Blackmagic Design has announced that Australian feature film “Don’t Go Below” was shot entirely using Blackmagic Pocket Cinema Camera 4K and Pocket Cinema Camera 6K digital film cameras. The family adventure film, which was shot in Sydney and recently screened at the Cannes Film Market, is the third film by Sydney filmmaker Matt Drummond who used Fusion Studio visual effects (VFX) and motion graphics software and DaVinci Resolve Studio editing, color grading, VFX and audio post production software to complete the film.
“Don’t Go Below” tells the story of 12 year old Peter and his sister Verity, who are whisked off to the underground kingdom of the pangolins where a prophecy has declared that Peter is the king and he must go on a quest to save the realm from the mysterious Shroud.
In creating the film, Drummond replicated a real time ray tracing system by using ultra short throw projectors and ambient light rejecting screens. With the system, the first of its kind globally, he was able to dramatically improve VFX realism by copying the way light reflects and refracts in the real world. To control the light spill for the system, he used Pocket Cinema Cameras to shoot at a higher ISO, which allowed him to reduce light output and still get beautiful shots. The real time projection system gave the lead actors (aged 9 and 12) more direction for interacting with other characters within the fantasy world of the film.
Despite a tiny crew of just seven people and a small budget, the Pocket Cinema Cameras allowed Drummond to utilize a real time projection system for his filming. Blackmagic Design hardware and software meant he was able to execute a delicate dance of foreground lighting, real time CGI, high ISO and some innovative use of DaVinci Resolve Studio to pull off the shots.
Drummond, who has worked in VFX for over 25 years, was also able to cut more than 300 days in post production for the film. “Using DaVinci Resolve as the hub for everything has meant we’ve had a fantastic workflow and overall experience. The latest update for DaVinci Resolve has also been a godsend,” he said.
“Resolve was used as the central edit system and allowed editor Joseph Morris to cut each scene in its own timeline so we could cut the workload into manageable chunks. This gave us a lot of flexibility. Each of the scenes was then assembled into a master timeline for the full feature. The film has around 1600+ VFX shots involving full CGI characters and environments so organization on a per scene basis was crucial,” Drummond said.

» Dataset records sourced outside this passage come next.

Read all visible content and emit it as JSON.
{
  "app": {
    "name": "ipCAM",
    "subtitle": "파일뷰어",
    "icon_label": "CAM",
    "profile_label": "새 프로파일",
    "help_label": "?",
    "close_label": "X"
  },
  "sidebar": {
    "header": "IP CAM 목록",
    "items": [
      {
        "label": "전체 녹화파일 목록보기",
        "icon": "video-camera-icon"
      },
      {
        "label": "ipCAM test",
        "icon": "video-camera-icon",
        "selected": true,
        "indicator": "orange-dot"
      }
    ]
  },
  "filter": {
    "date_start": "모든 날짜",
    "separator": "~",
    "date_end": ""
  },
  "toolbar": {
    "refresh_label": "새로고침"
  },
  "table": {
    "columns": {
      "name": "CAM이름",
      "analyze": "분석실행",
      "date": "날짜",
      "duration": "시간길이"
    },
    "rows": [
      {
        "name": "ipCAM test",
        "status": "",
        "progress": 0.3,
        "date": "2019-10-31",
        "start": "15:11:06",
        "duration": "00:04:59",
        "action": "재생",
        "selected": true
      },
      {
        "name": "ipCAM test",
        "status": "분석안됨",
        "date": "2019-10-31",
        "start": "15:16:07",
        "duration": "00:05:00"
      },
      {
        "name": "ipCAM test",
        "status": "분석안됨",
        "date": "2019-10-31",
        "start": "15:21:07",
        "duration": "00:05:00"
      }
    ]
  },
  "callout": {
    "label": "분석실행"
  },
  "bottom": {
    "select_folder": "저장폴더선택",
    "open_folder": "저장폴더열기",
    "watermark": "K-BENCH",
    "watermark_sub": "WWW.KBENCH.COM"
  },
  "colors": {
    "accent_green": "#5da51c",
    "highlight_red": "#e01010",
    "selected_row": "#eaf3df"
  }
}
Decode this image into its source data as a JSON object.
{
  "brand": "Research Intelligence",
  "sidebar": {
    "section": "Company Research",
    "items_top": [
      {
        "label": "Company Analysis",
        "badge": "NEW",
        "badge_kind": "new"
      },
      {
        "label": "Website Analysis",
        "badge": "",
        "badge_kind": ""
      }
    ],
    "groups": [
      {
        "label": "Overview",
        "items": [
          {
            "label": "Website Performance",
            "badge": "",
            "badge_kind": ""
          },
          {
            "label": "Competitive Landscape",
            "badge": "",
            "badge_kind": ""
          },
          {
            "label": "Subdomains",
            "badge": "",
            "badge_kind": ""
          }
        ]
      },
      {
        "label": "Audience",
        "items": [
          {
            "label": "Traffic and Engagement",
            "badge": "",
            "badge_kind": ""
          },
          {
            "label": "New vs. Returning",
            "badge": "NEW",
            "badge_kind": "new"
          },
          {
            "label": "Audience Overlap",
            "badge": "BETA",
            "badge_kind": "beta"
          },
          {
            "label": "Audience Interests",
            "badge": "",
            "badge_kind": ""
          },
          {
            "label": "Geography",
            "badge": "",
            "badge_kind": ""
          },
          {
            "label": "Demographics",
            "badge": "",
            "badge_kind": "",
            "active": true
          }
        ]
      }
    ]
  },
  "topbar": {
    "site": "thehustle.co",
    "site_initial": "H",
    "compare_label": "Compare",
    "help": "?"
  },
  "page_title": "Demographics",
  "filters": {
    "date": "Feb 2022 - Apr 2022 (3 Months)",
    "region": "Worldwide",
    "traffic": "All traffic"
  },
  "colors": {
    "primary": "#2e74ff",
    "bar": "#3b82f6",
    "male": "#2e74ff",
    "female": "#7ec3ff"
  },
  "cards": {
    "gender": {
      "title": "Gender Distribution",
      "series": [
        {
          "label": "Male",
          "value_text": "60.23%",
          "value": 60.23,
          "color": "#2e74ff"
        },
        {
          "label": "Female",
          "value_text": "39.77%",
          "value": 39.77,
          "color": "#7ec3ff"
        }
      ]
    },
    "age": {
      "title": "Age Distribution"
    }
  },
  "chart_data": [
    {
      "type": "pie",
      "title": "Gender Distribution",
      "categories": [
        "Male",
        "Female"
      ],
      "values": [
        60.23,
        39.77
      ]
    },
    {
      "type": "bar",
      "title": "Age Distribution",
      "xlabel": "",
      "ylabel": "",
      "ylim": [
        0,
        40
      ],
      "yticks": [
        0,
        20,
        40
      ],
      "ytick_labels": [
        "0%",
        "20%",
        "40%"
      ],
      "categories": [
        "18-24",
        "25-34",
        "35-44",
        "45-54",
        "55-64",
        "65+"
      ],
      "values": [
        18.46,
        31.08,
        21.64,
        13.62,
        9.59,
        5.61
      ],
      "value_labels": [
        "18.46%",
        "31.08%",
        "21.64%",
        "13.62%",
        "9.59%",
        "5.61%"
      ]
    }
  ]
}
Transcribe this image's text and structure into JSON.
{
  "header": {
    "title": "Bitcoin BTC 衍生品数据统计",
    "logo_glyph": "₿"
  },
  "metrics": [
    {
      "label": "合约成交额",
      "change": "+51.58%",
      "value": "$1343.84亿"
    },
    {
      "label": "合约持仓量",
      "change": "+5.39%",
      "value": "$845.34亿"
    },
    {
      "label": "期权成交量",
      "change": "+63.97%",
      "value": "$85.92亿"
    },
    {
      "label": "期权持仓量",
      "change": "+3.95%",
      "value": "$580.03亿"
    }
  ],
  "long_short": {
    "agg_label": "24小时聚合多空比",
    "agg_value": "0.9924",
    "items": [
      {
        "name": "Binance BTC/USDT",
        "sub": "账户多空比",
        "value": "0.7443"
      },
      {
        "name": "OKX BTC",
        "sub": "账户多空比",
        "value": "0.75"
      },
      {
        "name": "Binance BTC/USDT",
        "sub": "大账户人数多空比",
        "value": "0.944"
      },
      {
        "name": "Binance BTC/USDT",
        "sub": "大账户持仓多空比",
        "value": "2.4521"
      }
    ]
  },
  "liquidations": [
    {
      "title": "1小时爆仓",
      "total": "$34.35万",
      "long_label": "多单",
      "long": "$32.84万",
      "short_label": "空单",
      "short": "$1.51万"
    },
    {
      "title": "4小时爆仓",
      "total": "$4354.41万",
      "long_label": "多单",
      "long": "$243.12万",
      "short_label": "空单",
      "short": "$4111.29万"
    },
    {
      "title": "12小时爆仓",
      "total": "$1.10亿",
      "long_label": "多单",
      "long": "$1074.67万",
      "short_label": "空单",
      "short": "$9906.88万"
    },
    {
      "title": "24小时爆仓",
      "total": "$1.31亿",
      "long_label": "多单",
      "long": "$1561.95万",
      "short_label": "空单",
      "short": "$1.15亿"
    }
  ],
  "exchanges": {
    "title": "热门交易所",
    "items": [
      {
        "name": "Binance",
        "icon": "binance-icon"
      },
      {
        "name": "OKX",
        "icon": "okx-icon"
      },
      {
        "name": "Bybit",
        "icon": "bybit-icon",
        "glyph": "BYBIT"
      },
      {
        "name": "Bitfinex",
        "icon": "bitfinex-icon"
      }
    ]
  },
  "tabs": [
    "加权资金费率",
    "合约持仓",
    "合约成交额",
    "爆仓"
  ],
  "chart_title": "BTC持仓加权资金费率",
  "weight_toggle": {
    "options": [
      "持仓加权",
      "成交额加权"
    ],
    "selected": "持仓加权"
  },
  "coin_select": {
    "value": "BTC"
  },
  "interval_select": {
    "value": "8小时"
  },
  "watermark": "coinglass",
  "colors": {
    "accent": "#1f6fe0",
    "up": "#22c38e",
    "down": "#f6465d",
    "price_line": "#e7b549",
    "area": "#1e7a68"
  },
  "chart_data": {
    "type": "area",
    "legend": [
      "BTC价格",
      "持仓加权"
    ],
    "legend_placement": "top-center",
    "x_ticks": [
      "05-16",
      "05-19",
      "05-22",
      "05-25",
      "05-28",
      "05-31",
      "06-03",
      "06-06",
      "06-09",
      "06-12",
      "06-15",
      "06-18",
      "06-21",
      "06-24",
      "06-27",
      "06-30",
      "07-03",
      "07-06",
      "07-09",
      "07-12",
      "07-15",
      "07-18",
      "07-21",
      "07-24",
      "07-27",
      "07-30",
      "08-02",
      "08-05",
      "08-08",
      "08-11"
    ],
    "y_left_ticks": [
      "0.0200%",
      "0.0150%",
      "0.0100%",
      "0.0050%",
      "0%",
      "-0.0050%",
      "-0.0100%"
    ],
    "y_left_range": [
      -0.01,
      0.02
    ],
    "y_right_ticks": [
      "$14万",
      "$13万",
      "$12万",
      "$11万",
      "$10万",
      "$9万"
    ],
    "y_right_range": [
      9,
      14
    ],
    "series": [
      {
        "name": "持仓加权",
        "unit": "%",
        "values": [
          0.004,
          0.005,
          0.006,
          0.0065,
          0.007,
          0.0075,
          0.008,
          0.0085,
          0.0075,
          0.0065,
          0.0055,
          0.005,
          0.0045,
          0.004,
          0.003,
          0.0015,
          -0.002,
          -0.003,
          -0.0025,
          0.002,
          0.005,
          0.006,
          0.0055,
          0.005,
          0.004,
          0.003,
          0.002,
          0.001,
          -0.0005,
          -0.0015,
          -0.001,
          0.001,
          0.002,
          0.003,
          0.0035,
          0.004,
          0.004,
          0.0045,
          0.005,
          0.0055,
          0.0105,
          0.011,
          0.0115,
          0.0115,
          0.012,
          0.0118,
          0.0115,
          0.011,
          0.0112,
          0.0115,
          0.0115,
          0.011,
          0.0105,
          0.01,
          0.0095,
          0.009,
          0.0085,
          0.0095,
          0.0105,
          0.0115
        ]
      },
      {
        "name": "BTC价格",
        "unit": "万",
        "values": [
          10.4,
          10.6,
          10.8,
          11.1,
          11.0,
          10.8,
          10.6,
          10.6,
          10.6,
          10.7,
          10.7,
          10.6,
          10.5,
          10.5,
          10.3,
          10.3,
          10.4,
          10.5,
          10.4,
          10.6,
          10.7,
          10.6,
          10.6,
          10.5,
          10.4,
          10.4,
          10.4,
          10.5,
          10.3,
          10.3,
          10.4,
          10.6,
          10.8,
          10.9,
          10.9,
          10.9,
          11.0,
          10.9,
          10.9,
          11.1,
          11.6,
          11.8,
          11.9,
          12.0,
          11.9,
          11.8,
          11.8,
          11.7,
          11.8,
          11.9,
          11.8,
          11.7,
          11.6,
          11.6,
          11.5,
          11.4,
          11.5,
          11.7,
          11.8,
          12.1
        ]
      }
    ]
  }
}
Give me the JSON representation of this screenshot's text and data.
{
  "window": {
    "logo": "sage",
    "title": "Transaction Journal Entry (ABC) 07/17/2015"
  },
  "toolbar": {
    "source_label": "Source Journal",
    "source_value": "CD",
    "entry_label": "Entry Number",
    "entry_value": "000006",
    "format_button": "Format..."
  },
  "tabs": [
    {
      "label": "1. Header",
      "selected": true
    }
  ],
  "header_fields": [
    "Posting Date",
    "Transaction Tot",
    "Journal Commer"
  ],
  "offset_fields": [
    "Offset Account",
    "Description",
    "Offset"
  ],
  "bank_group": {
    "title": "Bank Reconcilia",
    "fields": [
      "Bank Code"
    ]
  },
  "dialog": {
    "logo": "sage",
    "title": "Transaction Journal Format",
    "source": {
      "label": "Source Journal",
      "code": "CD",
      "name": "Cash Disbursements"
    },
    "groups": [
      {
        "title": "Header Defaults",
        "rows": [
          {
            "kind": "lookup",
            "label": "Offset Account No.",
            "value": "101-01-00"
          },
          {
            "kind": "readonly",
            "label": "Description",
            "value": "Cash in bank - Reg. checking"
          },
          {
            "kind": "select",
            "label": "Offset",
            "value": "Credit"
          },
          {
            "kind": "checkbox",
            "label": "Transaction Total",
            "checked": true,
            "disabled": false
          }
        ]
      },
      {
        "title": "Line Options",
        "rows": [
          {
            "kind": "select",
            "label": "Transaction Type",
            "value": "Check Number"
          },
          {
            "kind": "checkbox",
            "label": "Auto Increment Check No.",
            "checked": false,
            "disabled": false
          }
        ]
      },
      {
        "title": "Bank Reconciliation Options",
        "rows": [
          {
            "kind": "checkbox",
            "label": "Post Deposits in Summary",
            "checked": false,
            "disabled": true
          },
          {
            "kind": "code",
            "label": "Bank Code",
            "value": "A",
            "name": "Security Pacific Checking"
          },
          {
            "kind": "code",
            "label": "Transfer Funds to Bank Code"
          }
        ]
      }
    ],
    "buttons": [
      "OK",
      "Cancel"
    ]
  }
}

Using Fusion Studio, Drummond was able to create a master compositing macro that handled all manner of procedural compositing such as auto keying, fake image based lighting, plate relighting and standard integrations including defringing, light wraps, fogging, etc. “The integration of the VFX rendered in Unreal Engine was very simple, and the ability to effortlessly composite shots in full 32 bit float at 6K was far and above what my previous workflow could handle,” Drummond added.
Sound design was able to be done on a per scene basis rather than reverting to the old paradigm of reels. “This meant that we could do dialogue edit and track lay right in the editor without fear of reconform nightmares down the track,” Drummond said. “Color grading has always been DaVinci’s forte, and so it goes without saying this process was very easy, but the ACES 1.3 integration with Dolby Vision made the process of creating HDR and SDR deliverables very easy.”
“Being able to use this real time projection system had major benefits for the film. It helped inform my decisions on set and helped my young cast imagine where they were. The interplay of the camera and the projection gave the CGI a really organic feel which looks great,” he said.
“The Pocket Cinema Camera 6K is absolutely incredible. The latitude is amazing. The size and weight of the cameras also meant my crew and I were able to be extremely agile. This was important as I had a compressed time frame and a tiny crew,” Drummond continued.
“Being an independent film company, it’s crucial that you can use your investment on the screen and don’t spend tons of money on aspects that don’t have a key impact on the end product. When I’m reaching for the stars, I don’t want anything to weigh me down. The Blackmagic Design Pocket 6K and DaVinci Resolve Studio have given me the end to end solution I need. They’ve removed the round trip and left only the journey,” he finished.
“Don’t Go Below” will be released globally in January 2023.